1998 BMW 728iView vehicle description
In production from 1994 to 2001, the E38 is the third generation of BMW’s top-of-the-range 7-Series. As a sign of the times we were living in, buyers could, for the first time, choose from a range of straight-six and V8 engines in both diesel and petrol formats, while the range-topping model got BMW’s glorious V12 petrol.
Power outputs varied from the 141bhp in the 725tds through to the 322bhp V12, which means the 0-60mph sprint occupies anywhere between six and 11 seconds, depending on the depth of the first owner’s pockets.
The 728i you are looking at here, which is fitted with the 2.8-litre, 190bhp straight-six engine, has a top speed of 140mph and can reach 60mph in just over nine seconds – and that’s enough really, isn’t it?

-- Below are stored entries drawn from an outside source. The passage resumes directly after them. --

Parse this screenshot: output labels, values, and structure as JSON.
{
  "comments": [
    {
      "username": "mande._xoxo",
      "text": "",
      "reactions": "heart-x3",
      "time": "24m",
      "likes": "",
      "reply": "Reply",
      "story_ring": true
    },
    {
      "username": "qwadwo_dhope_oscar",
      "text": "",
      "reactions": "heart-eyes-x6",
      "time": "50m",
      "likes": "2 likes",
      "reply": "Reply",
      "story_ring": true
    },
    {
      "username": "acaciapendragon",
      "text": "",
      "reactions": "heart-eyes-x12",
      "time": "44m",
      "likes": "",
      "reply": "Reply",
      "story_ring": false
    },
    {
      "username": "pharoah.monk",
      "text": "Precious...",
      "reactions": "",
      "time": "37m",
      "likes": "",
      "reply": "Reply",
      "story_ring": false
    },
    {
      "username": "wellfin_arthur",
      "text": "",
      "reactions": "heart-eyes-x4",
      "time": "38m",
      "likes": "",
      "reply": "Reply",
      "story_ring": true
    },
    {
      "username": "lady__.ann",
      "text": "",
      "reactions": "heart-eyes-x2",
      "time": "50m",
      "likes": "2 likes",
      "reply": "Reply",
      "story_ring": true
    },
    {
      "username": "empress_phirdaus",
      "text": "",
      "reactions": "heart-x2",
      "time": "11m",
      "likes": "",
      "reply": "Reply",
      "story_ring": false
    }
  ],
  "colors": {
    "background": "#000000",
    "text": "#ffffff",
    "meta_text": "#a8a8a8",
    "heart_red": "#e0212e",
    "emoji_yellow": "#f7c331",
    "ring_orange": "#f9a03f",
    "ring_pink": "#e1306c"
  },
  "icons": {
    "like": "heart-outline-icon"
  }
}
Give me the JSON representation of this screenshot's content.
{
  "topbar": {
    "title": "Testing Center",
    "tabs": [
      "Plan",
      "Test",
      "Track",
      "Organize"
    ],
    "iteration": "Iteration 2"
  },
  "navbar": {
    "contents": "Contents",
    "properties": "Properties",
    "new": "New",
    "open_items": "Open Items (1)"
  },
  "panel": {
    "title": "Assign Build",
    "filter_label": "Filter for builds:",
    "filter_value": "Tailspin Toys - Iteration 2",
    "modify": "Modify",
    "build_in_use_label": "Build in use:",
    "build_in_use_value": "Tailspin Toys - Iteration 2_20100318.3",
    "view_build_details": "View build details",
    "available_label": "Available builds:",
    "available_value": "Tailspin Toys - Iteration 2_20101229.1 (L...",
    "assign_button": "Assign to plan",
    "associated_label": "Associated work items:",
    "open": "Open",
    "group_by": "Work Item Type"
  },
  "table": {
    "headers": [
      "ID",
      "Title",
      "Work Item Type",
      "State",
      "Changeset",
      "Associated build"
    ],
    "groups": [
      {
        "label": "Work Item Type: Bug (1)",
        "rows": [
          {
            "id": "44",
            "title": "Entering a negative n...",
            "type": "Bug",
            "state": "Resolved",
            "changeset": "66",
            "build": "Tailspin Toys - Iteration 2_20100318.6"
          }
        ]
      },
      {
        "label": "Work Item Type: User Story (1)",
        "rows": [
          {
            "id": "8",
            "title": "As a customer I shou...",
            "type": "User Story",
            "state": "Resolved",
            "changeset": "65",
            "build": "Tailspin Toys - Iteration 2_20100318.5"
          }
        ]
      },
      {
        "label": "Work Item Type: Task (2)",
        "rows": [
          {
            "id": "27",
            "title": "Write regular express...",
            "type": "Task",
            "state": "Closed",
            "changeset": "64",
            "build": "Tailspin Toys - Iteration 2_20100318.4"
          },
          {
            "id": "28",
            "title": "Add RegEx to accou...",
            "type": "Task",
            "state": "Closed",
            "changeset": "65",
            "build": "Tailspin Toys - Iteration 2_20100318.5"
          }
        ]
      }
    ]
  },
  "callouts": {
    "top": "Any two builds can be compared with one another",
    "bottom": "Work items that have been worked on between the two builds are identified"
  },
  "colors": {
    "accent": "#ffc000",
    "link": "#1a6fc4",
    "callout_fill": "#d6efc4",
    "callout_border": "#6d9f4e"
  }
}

Most, like this one, were fitted with the five-speed ZF automatic ‘box and while manual gearboxes were offered in some markets, they’re a rare and largely undesirable option.

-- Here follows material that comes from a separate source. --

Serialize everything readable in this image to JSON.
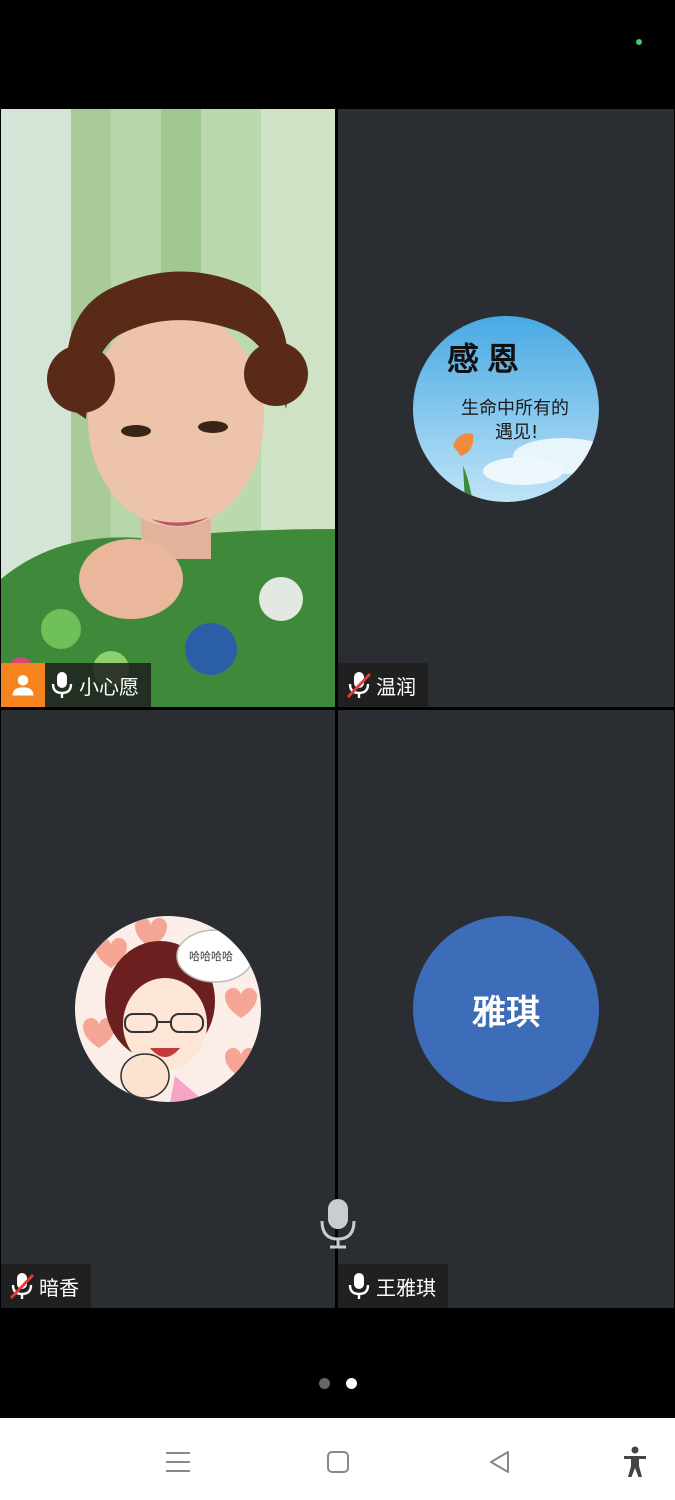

As well as the new-found obsession with fuel consumption, safety had started to become a priority and BMW crammed the E38 with masses of safety equipment including traction control, auto-levelling Xenon HID headlamps, and Electronic Damper Control (EDCIII).
The interior was as OTT as the mechanical specification; the E38 was the first car in the world to protect its occupants with curtain airbags, the first European car to offer a satellite navigation system, and the first BMW to offer onboard TV.

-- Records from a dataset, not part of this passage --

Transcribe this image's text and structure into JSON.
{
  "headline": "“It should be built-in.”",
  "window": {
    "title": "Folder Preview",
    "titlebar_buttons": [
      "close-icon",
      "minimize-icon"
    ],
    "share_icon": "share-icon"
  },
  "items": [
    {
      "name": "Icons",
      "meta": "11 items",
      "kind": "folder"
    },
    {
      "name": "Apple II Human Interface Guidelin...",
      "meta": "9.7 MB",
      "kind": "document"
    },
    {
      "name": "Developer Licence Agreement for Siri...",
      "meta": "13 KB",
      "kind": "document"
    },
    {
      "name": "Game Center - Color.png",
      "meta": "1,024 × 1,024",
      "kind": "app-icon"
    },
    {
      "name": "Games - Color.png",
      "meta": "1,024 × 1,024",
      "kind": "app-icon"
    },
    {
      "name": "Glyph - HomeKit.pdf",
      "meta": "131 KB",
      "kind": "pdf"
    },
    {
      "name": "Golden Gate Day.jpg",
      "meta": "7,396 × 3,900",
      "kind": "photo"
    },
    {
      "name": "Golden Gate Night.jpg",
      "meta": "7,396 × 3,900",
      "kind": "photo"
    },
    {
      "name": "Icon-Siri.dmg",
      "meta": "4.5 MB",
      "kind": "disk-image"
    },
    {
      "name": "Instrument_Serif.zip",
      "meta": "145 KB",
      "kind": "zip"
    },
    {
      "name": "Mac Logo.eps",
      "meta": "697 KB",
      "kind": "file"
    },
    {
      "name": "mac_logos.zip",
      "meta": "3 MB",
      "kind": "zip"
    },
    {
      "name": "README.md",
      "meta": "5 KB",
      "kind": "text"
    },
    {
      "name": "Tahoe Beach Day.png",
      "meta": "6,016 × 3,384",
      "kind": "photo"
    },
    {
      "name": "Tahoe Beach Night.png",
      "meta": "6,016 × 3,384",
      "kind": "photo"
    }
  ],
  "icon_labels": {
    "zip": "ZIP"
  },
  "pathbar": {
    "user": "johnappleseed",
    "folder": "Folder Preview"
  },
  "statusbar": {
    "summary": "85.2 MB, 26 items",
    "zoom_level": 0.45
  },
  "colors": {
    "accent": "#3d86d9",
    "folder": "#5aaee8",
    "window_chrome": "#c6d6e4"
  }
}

Active Comfort Seats were offered from 1998 onwards, while double-glazed windows – and even laminated security glass – were on the options list.
A favourite of both the small screen and Hollywood, it’s probably most famous for making an appearance in Tomorrow Never Dies, where 16 cars were modified in total.
This means the E38 is one of the very cheapest ways of getting behind the wheel of a genuine James Bond car…
First registered on the 29th of April 1998, this nicely fettled BMW 7-Series shows just how well these cars shrug off the years when they’re looked after as BMW intended.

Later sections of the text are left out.